Chang is doing a good deed by pointing out the weakness of religious exemptions for vaccination, and by insisting that all employers should get rid of religious exemptions for coronavirus vaccines (he specifies “for Christians”, but I think no religious exemptions should be allowed).

That’s one way we differ. The other is that Chang appears to think that Christians have a “right” to refuse the vaccine in general, though not necessarily to be employed without it:

My plea to my fellow Christians: If you insist on refusing the vaccine, that is your right. But please do not bring God into it. Doing so is the very definition of violating the Third Commandment, “Thou shalt not take the name of the Lord thy God in vain.”

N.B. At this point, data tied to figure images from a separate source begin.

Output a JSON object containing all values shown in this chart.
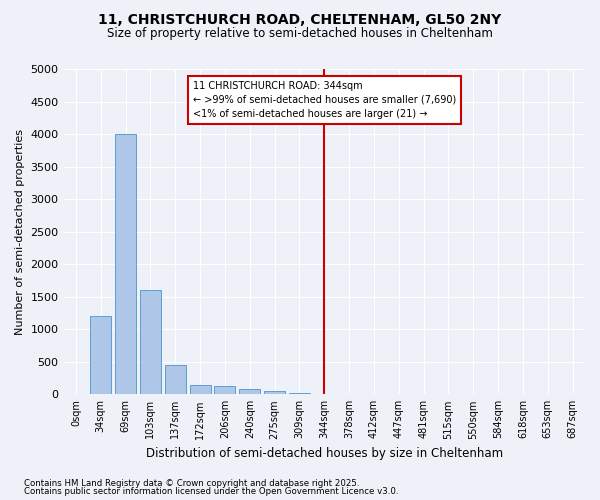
{
  "title1": "11, CHRISTCHURCH ROAD, CHELTENHAM, GL50 2NY",
  "title2": "Size of property relative to semi-detached houses in Cheltenham",
  "xlabel": "Distribution of semi-detached houses by size in Cheltenham",
  "ylabel": "Number of semi-detached properties",
  "bins": [
    "0sqm",
    "34sqm",
    "69sqm",
    "103sqm",
    "137sqm",
    "172sqm",
    "206sqm",
    "240sqm",
    "275sqm",
    "309sqm",
    "344sqm",
    "378sqm",
    "412sqm",
    "447sqm",
    "481sqm",
    "515sqm",
    "550sqm",
    "584sqm",
    "618sqm",
    "653sqm",
    "687sqm"
  ],
  "values": [
    0,
    1200,
    4000,
    1600,
    450,
    150,
    125,
    75,
    50,
    25,
    0,
    0,
    0,
    0,
    0,
    0,
    0,
    0,
    0,
    0,
    0
  ],
  "bar_color": "#aec6e8",
  "bar_edge_color": "#5a9fd4",
  "ylim": [
    0,
    5000
  ],
  "yticks": [
    0,
    500,
    1000,
    1500,
    2000,
    2500,
    3000,
    3500,
    4000,
    4500,
    5000
  ],
  "vline_x": 10.0,
  "vline_color": "#cc0000",
  "annotation_text": "11 CHRISTCHURCH ROAD: 344sqm\n← >99% of semi-detached houses are smaller (7,690)\n<1% of semi-detached houses are larger (21) →",
  "annotation_box_color": "#cc0000",
  "footer1": "Contains HM Land Registry data © Crown copyright and database right 2025.",
  "footer2": "Contains public sector information licensed under the Open Government Licence v3.0.",
  "bg_color": "#eef2f8",
  "grid_color": "#ffffff"
}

I don’t think there’s a “right” for Christians to refuse vaccines deemed essential by the state. They have no more right to do that than to refuse to pay taxes on religious grounds, nor to send their children to public schools without the required shots (except, of course, for those pesky exemptions).  And not paying taxes is far less harmful to society than walking around with a possibly infectious microbe.  Everyone should be vaccinated for diseases like Covid unless there are medical contraindications. I can see no reason not to. People may say that a few people may suffer serious side effects, but those are far less harmful than living through a pandemic.

Finally, many religious schools allow unvaccinated children to attend, and some parents are sending their children there, or homeschooling them, to get around the normal vaccine requirements (right now only older children must be vaccinated). For safe vaccines, as Covid-19 jabs will surely prove to be for younger children, all children everywhere must be vaccinated, just like adults. After all, even religious children mingle with the general public, and endanger them when they’re unvaccinated.

Of course given my view that religion is man-made and generally detrimental to society (this is of course demonstrated by the last chapter of my book), I would object to any favoritism based on religion that doesn’t apply to secular people. (This doesn’t mean, though, that I favor philosophical exemptions to vaccination!) But you don’t have to go that route when making the argument that nobody should be exempt from a Covid vaccination except on medical grounds. The public health argument is sufficient.

Perhaps you disagree, or have other views. By all means, use the comments to air your thoughts.